Historic Sites and Buildings
Ellerslie was the birthplace of Daniel of St. Thomas Jenifer in 1723 and his home for the first four decades of his life. In 1720 his father had acquired the plantation, then known as Coates Retirement. In 1934 fire destroyed the house in which the signer was born. The existing residence on the property was built around 1740 by his older brother, Daniel Jenifer, who had inherited the estate in 1728, but Daniel of St. Thomas undoubtedly visited it and may have resided in it.
Daniel apparently constructed a two-bay cottage, which contained four rooms, two on each floor. About five decades later, he attached a two-story, three-bay section to the south of the earlier structure.
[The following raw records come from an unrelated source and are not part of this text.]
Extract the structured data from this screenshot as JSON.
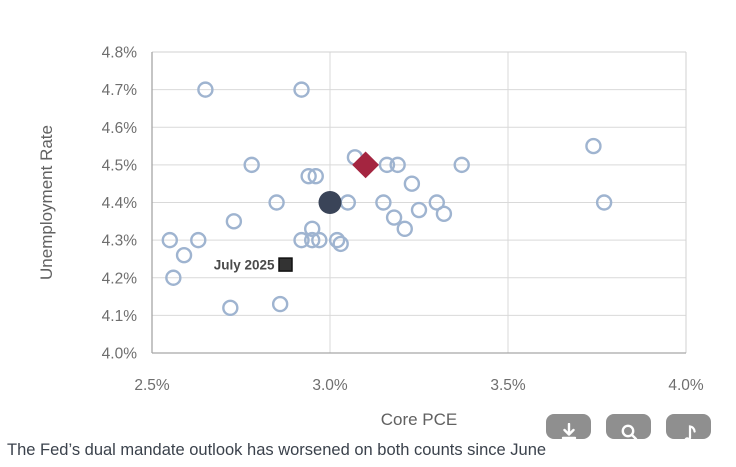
{
  "caption": "The Fed’s dual mandate outlook has worsened on both counts since June",
  "colors": {
    "open_circle": "#9fb4d0",
    "navy_dot": "#3a4458",
    "red_diamond": "#a42540",
    "black_square": "#333333",
    "gridline": "#d9d9d9",
    "outer_border": "#d2d2d2",
    "axis_line": "#a6a6a6",
    "tick_text": "#6e6e6e",
    "axis_title_text": "#616161",
    "annotation_text": "#4a4a4a",
    "caption_text": "#3b424c",
    "toolbar_button": "#8f8f8f",
    "toolbar_icon": "#ffffff"
  },
  "toolbar": {
    "buttons": [
      {
        "icon": "download-icon"
      },
      {
        "icon": "search-icon"
      },
      {
        "icon": "note-icon"
      }
    ]
  },
  "chart_data": {
    "type": "scatter",
    "title": "",
    "xlabel": "Core PCE",
    "ylabel": "Unemployment Rate",
    "xlim": [
      2.5,
      4.0
    ],
    "ylim": [
      4.0,
      4.8
    ],
    "grid": true,
    "x_ticks": [
      {
        "value": 2.5,
        "label": "2.5%"
      },
      {
        "value": 3.0,
        "label": "3.0%"
      },
      {
        "value": 3.5,
        "label": "3.5%"
      },
      {
        "value": 4.0,
        "label": "4.0%"
      }
    ],
    "y_ticks": [
      {
        "value": 4.0,
        "label": "4.0%"
      },
      {
        "value": 4.1,
        "label": "4.1%"
      },
      {
        "value": 4.2,
        "label": "4.2%"
      },
      {
        "value": 4.3,
        "label": "4.3%"
      },
      {
        "value": 4.4,
        "label": "4.4%"
      },
      {
        "value": 4.5,
        "label": "4.5%"
      },
      {
        "value": 4.6,
        "label": "4.6%"
      },
      {
        "value": 4.7,
        "label": "4.7%"
      },
      {
        "value": 4.8,
        "label": "4.8%"
      }
    ],
    "series": [
      {
        "name": "forecast-dots",
        "marker": "open-circle",
        "color": "#9fb4d0",
        "points": [
          [
            2.65,
            4.7
          ],
          [
            2.92,
            4.7
          ],
          [
            3.74,
            4.55
          ],
          [
            2.78,
            4.5
          ],
          [
            3.07,
            4.52
          ],
          [
            3.16,
            4.5
          ],
          [
            3.19,
            4.5
          ],
          [
            3.37,
            4.5
          ],
          [
            2.94,
            4.47
          ],
          [
            2.96,
            4.47
          ],
          [
            3.23,
            4.45
          ],
          [
            2.85,
            4.4
          ],
          [
            3.05,
            4.4
          ],
          [
            3.15,
            4.4
          ],
          [
            3.3,
            4.4
          ],
          [
            3.77,
            4.4
          ],
          [
            3.25,
            4.38
          ],
          [
            3.32,
            4.37
          ],
          [
            3.18,
            4.36
          ],
          [
            2.73,
            4.35
          ],
          [
            2.95,
            4.33
          ],
          [
            3.21,
            4.33
          ],
          [
            2.55,
            4.3
          ],
          [
            2.63,
            4.3
          ],
          [
            2.92,
            4.3
          ],
          [
            2.95,
            4.3
          ],
          [
            2.97,
            4.3
          ],
          [
            3.02,
            4.3
          ],
          [
            3.03,
            4.29
          ],
          [
            2.59,
            4.26
          ],
          [
            2.56,
            4.2
          ],
          [
            2.72,
            4.12
          ],
          [
            2.86,
            4.13
          ]
        ]
      },
      {
        "name": "large-navy-dot",
        "marker": "filled-circle",
        "color": "#3a4458",
        "points": [
          [
            3.0,
            4.4
          ]
        ]
      },
      {
        "name": "red-diamond",
        "marker": "diamond",
        "color": "#a42540",
        "points": [
          [
            3.1,
            4.5
          ]
        ]
      },
      {
        "name": "black-square",
        "marker": "filled-square",
        "color": "#333333",
        "points": [
          [
            2.875,
            4.235
          ]
        ],
        "annotation": "July 2025"
      }
    ]
  }
}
This created the present rectangular, five-bay facade.
The carefully restored framehouse is in excellent condition. A pair of hipped exterior brick chimneys flank each end of the residence, whose gable roof is covered with metal. Shutters and a one-bay, gable-roofed porch, supported by slender columns, enrich the facade. A small, one-story wing, built on the main axis, adjoins the house on the north. A similar structure once stood at the south end, but it was removed long ago.
On the first floor, the kitchen and dining room are north of the center hall. Two large parlors, connected by double doors, are to the south. Four bedrooms occupy the second floor.
After his death at Annapolis in 1790, Daniel of St. Thomas Jenifer was buried at Ellerslie. A private residence today, it is not open to the public.